Identico format adottato per la vendita di interi pezzi di costa montenegrina, per un prestito da un miliardo di dollari ottenuto per la costruzione di 41 chilometri di autostrada e violando le linee guida europee sul debito, o per l’utilizzo di fondi pubblici per fornire 300 milioni in garanzie statali per i prestiti contratti da imprese private, senza richiedere interesse.

Libertà di stampa
Altra spina dolorosa riguarda la mancata libertà di stampa. In Montenegro i giornalisti scomodi fanno una brutta fine. Uno su tutti, Dusko Jovanovic, il direttore del quotidiano Dan, giornale di opposizione che si è sempre distinto per inchieste giudiziarie freddato nel 2004 da due killer.

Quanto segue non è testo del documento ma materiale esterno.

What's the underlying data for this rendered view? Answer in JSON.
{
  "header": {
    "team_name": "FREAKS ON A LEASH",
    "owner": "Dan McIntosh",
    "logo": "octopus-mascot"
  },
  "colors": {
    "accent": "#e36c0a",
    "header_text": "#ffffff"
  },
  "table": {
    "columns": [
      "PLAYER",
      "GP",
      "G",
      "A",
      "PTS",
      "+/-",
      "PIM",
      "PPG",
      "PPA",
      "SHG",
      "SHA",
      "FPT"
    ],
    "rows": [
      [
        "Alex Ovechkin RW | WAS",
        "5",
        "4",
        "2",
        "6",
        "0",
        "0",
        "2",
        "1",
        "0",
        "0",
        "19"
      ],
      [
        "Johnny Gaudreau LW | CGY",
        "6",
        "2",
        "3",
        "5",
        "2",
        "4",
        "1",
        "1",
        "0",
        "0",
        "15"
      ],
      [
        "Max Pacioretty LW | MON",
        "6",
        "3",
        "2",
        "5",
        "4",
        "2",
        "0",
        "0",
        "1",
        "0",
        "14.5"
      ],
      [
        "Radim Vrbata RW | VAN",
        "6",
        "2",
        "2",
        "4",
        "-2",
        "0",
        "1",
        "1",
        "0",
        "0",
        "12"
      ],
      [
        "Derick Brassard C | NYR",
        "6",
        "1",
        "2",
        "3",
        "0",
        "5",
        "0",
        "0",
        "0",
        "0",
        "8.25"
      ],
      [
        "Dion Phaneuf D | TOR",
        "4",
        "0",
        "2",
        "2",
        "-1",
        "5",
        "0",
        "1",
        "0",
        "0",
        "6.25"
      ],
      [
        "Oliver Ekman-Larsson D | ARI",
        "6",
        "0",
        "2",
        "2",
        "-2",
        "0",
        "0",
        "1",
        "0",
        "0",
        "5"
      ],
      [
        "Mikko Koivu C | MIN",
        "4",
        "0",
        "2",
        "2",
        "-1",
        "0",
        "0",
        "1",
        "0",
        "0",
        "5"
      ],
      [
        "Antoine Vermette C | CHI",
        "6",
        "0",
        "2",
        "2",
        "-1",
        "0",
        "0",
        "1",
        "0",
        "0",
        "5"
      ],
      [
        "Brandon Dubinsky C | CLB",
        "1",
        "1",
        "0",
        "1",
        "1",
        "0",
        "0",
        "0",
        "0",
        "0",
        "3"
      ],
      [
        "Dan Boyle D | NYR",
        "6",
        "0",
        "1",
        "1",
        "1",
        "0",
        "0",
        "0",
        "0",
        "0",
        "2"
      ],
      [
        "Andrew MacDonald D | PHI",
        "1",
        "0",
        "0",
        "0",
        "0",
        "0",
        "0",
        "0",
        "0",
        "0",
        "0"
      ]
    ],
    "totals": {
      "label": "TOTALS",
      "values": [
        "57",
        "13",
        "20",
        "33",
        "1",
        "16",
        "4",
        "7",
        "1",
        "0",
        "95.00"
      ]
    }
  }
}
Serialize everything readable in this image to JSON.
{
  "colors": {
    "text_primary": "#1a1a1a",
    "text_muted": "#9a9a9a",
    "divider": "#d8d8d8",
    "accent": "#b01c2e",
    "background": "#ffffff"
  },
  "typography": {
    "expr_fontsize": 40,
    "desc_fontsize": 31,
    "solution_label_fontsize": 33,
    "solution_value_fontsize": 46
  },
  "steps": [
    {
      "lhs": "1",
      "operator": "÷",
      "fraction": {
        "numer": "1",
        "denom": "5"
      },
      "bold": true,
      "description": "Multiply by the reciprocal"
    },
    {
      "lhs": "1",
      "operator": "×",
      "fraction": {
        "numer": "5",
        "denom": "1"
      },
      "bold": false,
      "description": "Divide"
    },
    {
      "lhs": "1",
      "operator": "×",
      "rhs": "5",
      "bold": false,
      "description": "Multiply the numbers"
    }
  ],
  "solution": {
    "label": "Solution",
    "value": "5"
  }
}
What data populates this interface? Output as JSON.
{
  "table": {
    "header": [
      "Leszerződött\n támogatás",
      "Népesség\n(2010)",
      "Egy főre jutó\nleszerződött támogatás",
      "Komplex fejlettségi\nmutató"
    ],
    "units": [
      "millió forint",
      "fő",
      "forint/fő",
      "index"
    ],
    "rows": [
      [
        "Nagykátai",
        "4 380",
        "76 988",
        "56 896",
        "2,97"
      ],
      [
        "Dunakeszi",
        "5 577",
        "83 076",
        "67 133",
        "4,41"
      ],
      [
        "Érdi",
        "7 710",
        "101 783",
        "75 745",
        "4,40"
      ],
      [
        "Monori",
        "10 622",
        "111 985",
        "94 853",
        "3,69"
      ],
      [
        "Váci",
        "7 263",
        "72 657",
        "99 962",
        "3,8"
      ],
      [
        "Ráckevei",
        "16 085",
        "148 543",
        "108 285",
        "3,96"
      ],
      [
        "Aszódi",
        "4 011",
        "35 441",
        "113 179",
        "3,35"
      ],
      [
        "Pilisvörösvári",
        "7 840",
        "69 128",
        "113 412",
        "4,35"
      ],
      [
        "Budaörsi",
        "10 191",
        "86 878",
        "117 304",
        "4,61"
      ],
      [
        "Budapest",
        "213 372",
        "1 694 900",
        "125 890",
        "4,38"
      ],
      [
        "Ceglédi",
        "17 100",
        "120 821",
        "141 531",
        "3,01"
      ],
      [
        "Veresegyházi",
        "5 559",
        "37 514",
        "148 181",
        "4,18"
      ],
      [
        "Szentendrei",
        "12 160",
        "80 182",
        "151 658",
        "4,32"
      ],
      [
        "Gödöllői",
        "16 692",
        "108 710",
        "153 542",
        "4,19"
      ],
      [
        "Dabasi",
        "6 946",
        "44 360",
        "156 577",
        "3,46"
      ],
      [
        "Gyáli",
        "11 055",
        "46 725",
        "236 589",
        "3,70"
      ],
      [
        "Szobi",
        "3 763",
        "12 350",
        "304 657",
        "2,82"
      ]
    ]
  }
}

Le indagini sono rimaste sempre a un punto morto anche perché le armi utilizzate per l’omicidio erano presenti nei depositi militari fin dai tempi della ex Jugoslavia. I funzionari locali in grado di far luce su nomi e luoghi sono scomparsi assieme ai testimoni. Mentre il Foreign Office americano ha classificato il Montenegro come uno stato mafioso.

Eurobarometro
Un sondaggio commissionato dalla Commissione europea, ha rilevato che la metà degli intervistati si sente insoddisfatto della guida Djukanovic, mentre solo il 35% degli intervistati ha risposto affermativamente a “se il Montenegro si sta muovendo nella giusta direzione”. L’esito del sondaggio può senza dubbio alimentare i dubbi circa la bontà delle politiche europee in loco, anche perché attuate con scarsi controlli e con un macigno alla voce giustizia. Sono arcinoti i casi di tre aziende, la cipriota Ceac, l’olandese Msnn e l’italiana A2a che hanno avuto grosse grane giudiziarie in loco, alcune delle quali finite dinanzi a tribunali internazionali che hanno iniziato a dar loro ragione. Su tutte il caso della Ceac, che dopo aver acquisito a caro prezzo l’acciaieria Kap, se l’è vista sfilare proprio dallo Stato montenegrino.